Recuerdo que en la recepción oficial que sus majestades s reyes de España dieron a los líderes  inmigrantes, el rey con una medio sonrisa  preguntó a Marcelino Bondjale: ¿y tú así tan morenito jaaaaa de dónde eres?, el presidente del Parlamento Negro de España le contestó: “soy de  Guinea, de la antigua Guinea española, para servirle” Y con esa ironía que le caracteriza a Bondjale añadió, majestad  es que soy negro”. Escena que fue inmortalizada por el fotógrafo de la Casa Real –entonces no había twitter ni Letizia estaba en palacio todavía. Después de Marcelino, el anterior jefe del Estado se dirigió a otro miembro de la delegación.  ¿Y  tú de dónde eres? contestación: majestad mis antepasados son de aquí  tengo abuelos españoles. Campechano como le llama Giménez Losantos, con algún mojito a lo Boris Yeltsin, puso cara de sorpresa y los ojos como platos o faros del coche de Fernando Alonso, miró a su ayudante de cámara,  y al dominicano de arriba abajo y con este estilo guasón,  de un coleguita de bar que mientras jalea los goles de Silviño, leyendo el Marca, grita mirando la televisión  del bar : ¡ negros de mierda, polacos separatistas y putas feministas, iros a vuestro país, Viva España Coño !. Con esa sonrisa pícara  típica de los borbones a caballo entre Paco Martínez Soria y el negro de VOX; el rey emérito, exclamó: ¿Pero de dónde criatura?  El dominicano respondió con un par, de Cantabria majestad!.  El rey respondió: ¿así como eres….de Cantabria, tu más bien serias de Haití? Antes de que el monarca del porque no te callas terminara la frase, el hermano le interrumpió moviendo la cabeza en señal de desaprobación y disconformidad, ellos son africanos nosotros descendemos de  los conquistadores. Seguidamente  el borbón estalló en un ataque de risa, que solo le está permitido al poder en un acto oficial y solemne, carcajada que el resto de los presentes nos vimos obligados a imitar, aunque a Sofía el chiste no le hizo ni puta gracia. Las otras organizaciones ecuatorianas, peruanas, argentinas, Atime,  y rumanas, allí presentes con la entonces secretaria de Estado Consuelo Rumi, trataban sin éxito de disimular el ridículo, todos menos el dominicano para quien la anécdota estaba siendo una expresión positiva, coherente y culta de la alta cultura popular dominicana.
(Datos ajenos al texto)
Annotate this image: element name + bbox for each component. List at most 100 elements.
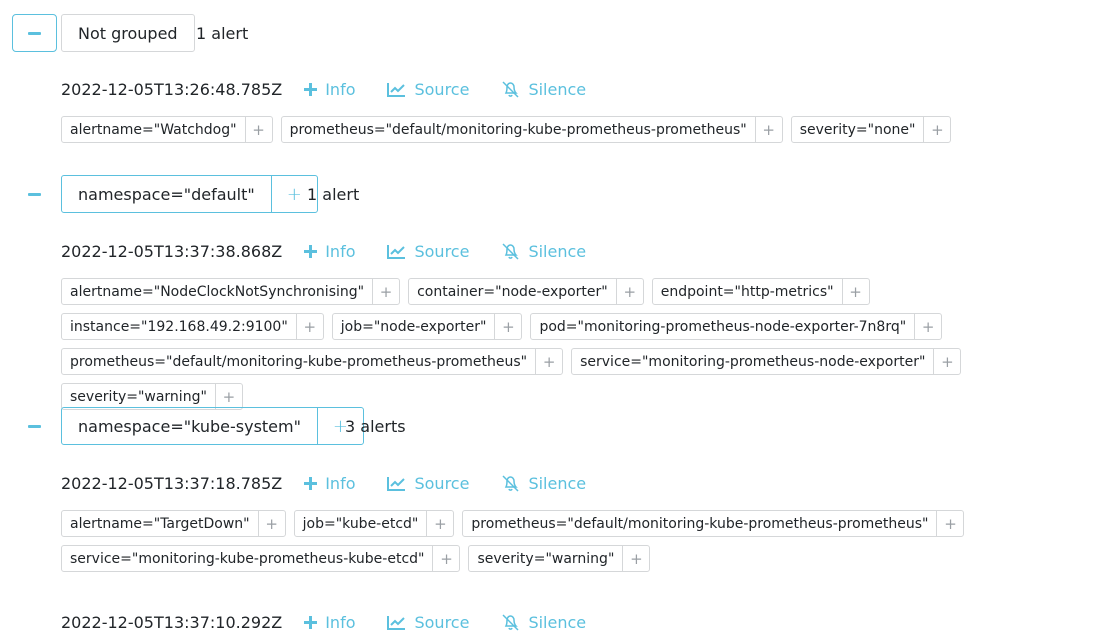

20 años después, las respuestas de la prensa oficial y el stablisment isleño tratando miserablemente atribuir la muerte de  la periodista,  curadora de arte, escritora y bailarina, activista panafricanista dominicana:  Alanna Lockward, a una  bacteria haitiana envenenando ala pueblo como si la bacterias tienen nacionalidad para que se piensen que el vudú mató a Alanna. Lo cual  ha vuelto a poner de manifiesto la ideosincracia de esta cultura popular dominicana que se caracteriza por un fuerte racismo  anti haitiano basada en la negación sistemática de su evidente herencia africana para asumir una identidad construida en la europeidad. En un país donde el 80% de la población es negra. Todos los libertadores y héroes son blancos, aunque este término no existe oficialmente   son sustitutos de él (trigueño, rubio claro, azabache, india hasta blanco oscuro) todo menos negro. Lo negro es sinónimo de  haitianidad y por tanto de África, de los salvajes, hambrunas, guerras, dictaduras  y los monos. El europeo o blanco en cambio  como en el  siglo XVI, sigue siendo sinónimo de caballero y noble español; no importa su nivel cultural, estética feo o guapa, clase pobre o rica. En el imaginario siempre es el amo y ser mulato es el paso intermedio a emblanquecerse, a intentar igualarse con el amo que violó a tu bisabuela y darle odio eterno al Thoussaint, Bokman y Makendal  que te liberaron de la esclavitud. Es lo que la historiografía eurocentrista, denomina mestizaje y en Cuba y Venezuela, adelantar la raza.

En la sociedad dominicana la socialización de la negritud es una categoría política, es una posición coyuntural  para acceder a la blanquitud de modo que clase y raza son interdependientes y las personas acomodadas de una clase social alta se le ubica en el sector de la población que no se reconoce como afrodescendiente sino europea, aunque en Madrid, Paris, Londres como hizo el rey de España o la policía  les pidan los papeles por negros.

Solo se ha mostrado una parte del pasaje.